Identification of a conserved B-cell epitope on reticuloendotheliosis virus envelope protein by screening a phage-displayed random peptide library.

Background: The gp90 protein of avian reticuloendotheliosis-associated virus (REV-A) is an important envelope glycoprotein, which is responsible for inducing protective antibody immune responses in animals. B-cell epitopes on the gp90 protein of REV have not been well studied and reported.

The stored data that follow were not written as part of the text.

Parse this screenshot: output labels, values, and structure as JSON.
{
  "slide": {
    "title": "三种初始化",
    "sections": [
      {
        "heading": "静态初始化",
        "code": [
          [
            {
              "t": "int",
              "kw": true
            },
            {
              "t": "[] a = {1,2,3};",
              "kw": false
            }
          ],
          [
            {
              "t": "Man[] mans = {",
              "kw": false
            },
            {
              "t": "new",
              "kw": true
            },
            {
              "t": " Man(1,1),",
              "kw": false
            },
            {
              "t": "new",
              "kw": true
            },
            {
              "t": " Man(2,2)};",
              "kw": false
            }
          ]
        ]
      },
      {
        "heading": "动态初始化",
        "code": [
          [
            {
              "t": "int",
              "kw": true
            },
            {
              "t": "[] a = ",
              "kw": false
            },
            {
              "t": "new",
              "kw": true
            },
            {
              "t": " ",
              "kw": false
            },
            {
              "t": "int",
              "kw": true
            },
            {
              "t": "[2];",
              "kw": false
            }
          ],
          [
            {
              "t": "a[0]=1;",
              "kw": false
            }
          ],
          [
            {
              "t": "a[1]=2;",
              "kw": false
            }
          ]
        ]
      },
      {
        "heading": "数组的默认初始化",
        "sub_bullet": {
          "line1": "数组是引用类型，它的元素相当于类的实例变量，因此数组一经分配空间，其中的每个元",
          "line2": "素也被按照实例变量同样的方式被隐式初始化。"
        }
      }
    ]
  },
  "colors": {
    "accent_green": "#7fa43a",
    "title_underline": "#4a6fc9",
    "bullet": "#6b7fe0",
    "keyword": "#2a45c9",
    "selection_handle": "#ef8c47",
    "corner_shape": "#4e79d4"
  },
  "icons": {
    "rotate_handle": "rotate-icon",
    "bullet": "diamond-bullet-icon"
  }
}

Methods And Results: This study describes the identification of a linear B-cell epitope on the gp90 protein by screening a phage-displayed 12-mer random peptide library with the neutralizing monoclonal antibody (mAb) A9E8 directed against the gp90. The mAb A9E8 recognized phages displaying peptides with the consensus motif SVQYHPL. Amino acid sequence of the motif exactly matched (213)SVQYHPL(219) of the gp90. Further identification of the displayed B cell epitope was conducted using a set of truncated peptides expressed as GST fusion proteins and the Western blot results indicated that (213)SVQYHPL(219) was the minimal determinant of the linear B cell epitope recognized by the mAb A9E8. Moreover, an eight amino acid peptide SVQYHPLA was proven to be the minimal unit of the epitope with the maximal binding activity to mAb A9E8. The REV-A-positive chicken serum reacted with the minimal linear epitopes in Western blot, revealing the importance of the eight amino acids of the epitope in antibody-epitope binding activity. Furthermore, we found that the epitope is a common motif shared among REV-A and other members of REV group.

Conclusions And Significance: We identified (213)SVQYHPL(219) as a gp90-specific linear B-cell epitope recognized by the neutralizing mAb A9E8. The results in this study may have potential applications in development of diagnostic techniques and epitope-based marker vaccines against REV-A and other viruses of the REV group.